“我虽然是个微不足道的小人物,但我知道……您绝不是一个会狠心害死自己女儿的人!我知道……我绝对知道!”
刚刚还在抚摸凯特莉娜脸庞的手,刹那间停顿。下一秒,淡紫色的瞳孔迅速射向凡流,就像是瞄准了猎物的猎手,随时准备上前,将这个不知好歹的人类撕开!
凡流剧烈咳嗽了两声,但他没有后退,反而再次朝前走了一步,说道——
“伯爵夫人,虽然据说自小姐出生之后没多久,您就逝世了。而且不久之后,甚至没有多少人记住您的容貌。当时恰巧伯爵大人被征招前往边境视察,你的葬礼甚至也被人忘记,没有人来参加。但是……但是您的相貌,其实一直都在小姐的记忆之中,您知道吗?!”
再次咳嗽了两声,凡流更踏进一步。
“在小姐脖子上的吊坠中,伯爵夫人,就有您的相片。小姐每次在星空之下眺望的时候都会不知不觉的将吊坠打开,看看相片。

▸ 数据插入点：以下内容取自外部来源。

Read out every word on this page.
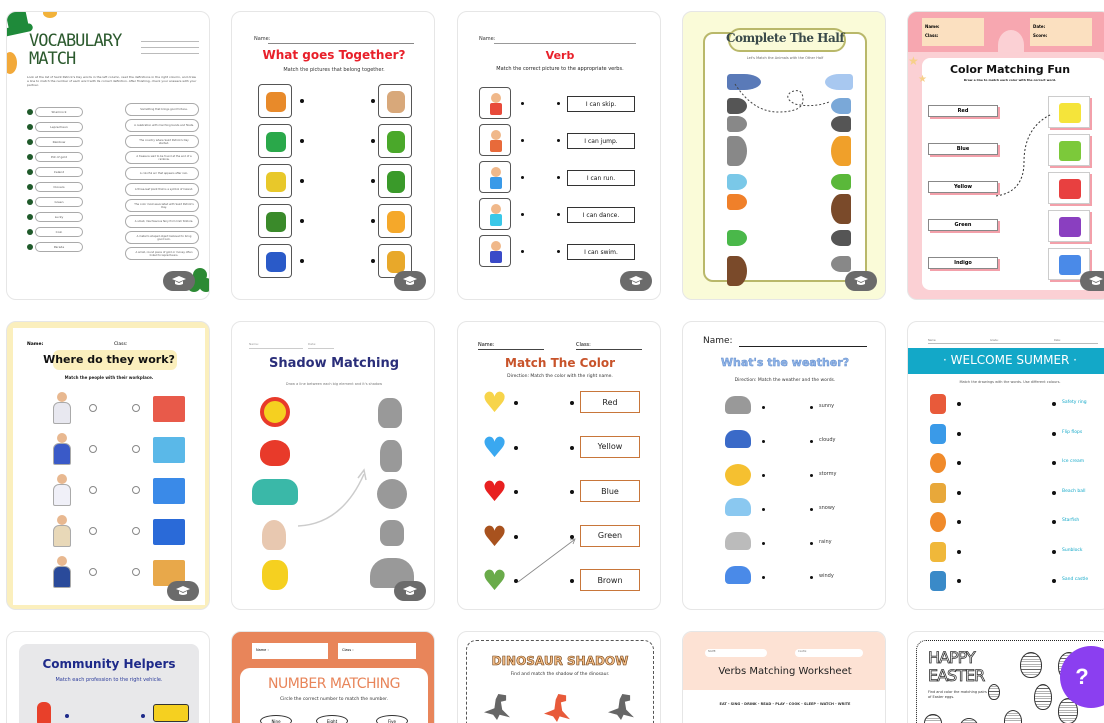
VOCABULARY
MATCH
Look at the list of Saint Patrick's Day words in the left column, read the definitions in the right column, and draw a line to match the number of each word with its correct definition. After finishing, check your answers with your partner.
Shamrock
Leprechaun
Rainbow
Pot of gold
Ireland
Clovers
Green
Lucky
Coin
Parade
Something that brings good fortune.
A celebration with marching bands and floats.
The country where Saint Patrick's Day started.
A treasure said to be found at the end of a rainbow.
A colorful arc that appears after rain.
A three-leaf plant that is a symbol of Ireland.
The color most associated with Saint Patrick's Day.
A small, mischievous fairy from Irish folklore.
A metal U-shaped object believed to bring good luck.
A small, round piece of gold or money often linked to leprechauns.
Name:
What goes Together?
Match the pictures that belong together.
Name:
Verb
Match the correct picture to the appropriate verbs.
I can skip.
I can jump.
I can run.
I can dance.
I can swim.
Complete The Half
Let's Match the Animals with the Other Half
Name:
Class:
Date:
Score:
★
★
Color Matching Fun
Draw a line to match each color with the correct word.
Red
Blue
Yellow
Green
Indigo
Name:	Class:
Where do they work?
Match the people with their workplace.
Name:	Date:
Shadow Matching
Draw a line between each big element and it's shadow
Name:	Class:
Match The Color
Direction: Match the color with the right name.
♥	Red
♥	Yellow
♥	Blue
♥	Green
♥	Brown
Name:
What's the weather?
Direction: Match the weather and the words.
sunny
cloudy
stormy
snowy
rainy
windy
Name:	Grade:	Date:
· WELCOME SUMMER ·
Match the drawings with the words. Use different colours.
Safety ring
Flip flops
Ice cream
Beach ball
Starfish
Sunblock
Sand castle
Community Helpers
Match each profession to the right vehicle.
Name :	Class :
NUMBER MATCHING
Circle the correct number to match the number.
Nine	Eight	Five
DINOSAUR SHADOW
Find and match the shadow of the dinosaur.
NAME:	CLASS:
Verbs Matching Worksheet
EAT - SING - DRINK - READ - PLAY - COOK - SLEEP - WATCH - WRITE
HAPPY
EASTER
Find and color the matching pairs of Easter eggs.
?
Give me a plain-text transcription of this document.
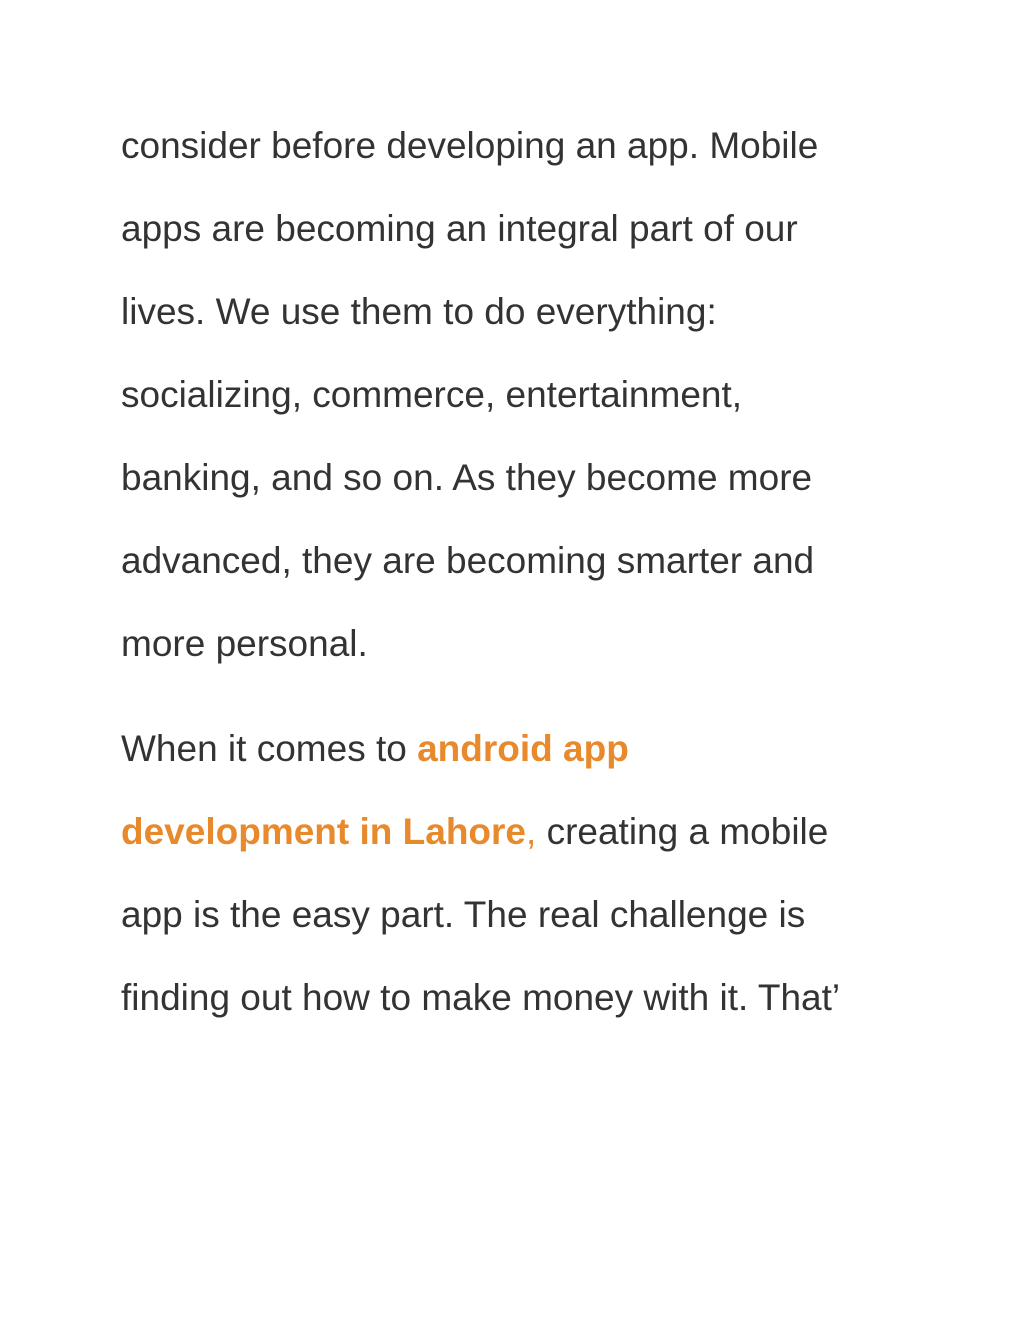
consider before developing an app. Mobile
apps are becoming an integral part of our
lives. We use them to do everything:
socializing, commerce, entertainment,
banking, and so on. As they become more
advanced, they are becoming smarter and
more personal.

When it comes to android app
development in Lahore, creating a mobile
app is the easy part. The real challenge is
finding out how to make money with it. That’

三年之间,我从未见过小姐一次离过身!我无法想想……被小姐如此热爱的伯爵夫人,会狠心到杀掉自己的亲身女儿!!!”
“……………………”
塞西斯低下头,手指轻轻触摸凯特莉娜的脖子。在那里,连着一条紫色的吊坠……
她看着这条吊坠,也看着凯特莉娜那张空洞虚无的眼神。对于凡流的话她似乎并没有感到多惊讶,反而,只是轻轻抚摸着少女那头颜色稍淡的紫色长发。凶狠的眼神,也渐渐变得安详起来……
“伯爵夫人……呜!”
凡流大着胆子更靠近了一步,伸出手,似乎想要触碰塞西斯的翅膀。可还不等他接触,翅膀之下的塞西斯猛地抬头瞪了他一眼。一股力量瞬间撞击凡流的胸部,将他再次撞飞。
“啊!画家!白痴,白痴!那个画家一直这样被打……她受得了吗?帮帮他……帮帮他吧!”
胡桃拉着白痴的衣服,不断摇晃。但白痴却没有丝毫行动。因为他知道目前来说什么才是最重要的,眼前这个女人被胡桃称之为“魔兽”,那么她的实力就有待观察。自己如果妄动,谁能保证她不会突然愤怒攻击身后的小面包?
房间那边,凡流这一次是捂着肚子,跪在地上,不住的咳嗽。
“人类,你窥视了我女儿三年。这三年间我承认你还算恒心,但即使再恒心,也不过是过眼云烟。当年我一时私心,没有像其他人那样消除大人的记忆力,害的大人他连续哭了三天,直到陛下召见时才不得不收敛心神,前往边界。不过这次,我会将你的记忆完全消除,点滴不剩。等我女儿死的时候你就不会感受到任何痛苦,这,也是为了你好。”
胡桃:“乱来!你……你真的是乱来!”
紫瞳瞬间回转,冷冷瞪视着白痴肩后的胡桃。这位公主再次龟缩了下去,但很快,她又一点一点的探出脑袋,大声道:“什么叫死的时候不会感受到任何痛苦?你为什么非要你的女儿死?看你的言谈举止似乎不像是十分冷血,怎么还故意害姐姐,让她死呢?我不明白,除非你给我一个让我信服的理由,不然我绝对不明白!”
“理由?简单。”
塞西斯略微昂起头,冰冷而美艳的脸庞上带着孤高与绝情的表情——
“人类与梦魇的后代因为身性不纯,体内的力量只能够维持肉体运作20年。这个答案,你满意了吗!!!”
“呃…………!!!”
一时间,胡桃哑然。
黑暗的房间内,片刻间归于宁静。窗外的寒风呼啸着,吹进这里,将好不容易才产生的片刻温暖,纷纷带离……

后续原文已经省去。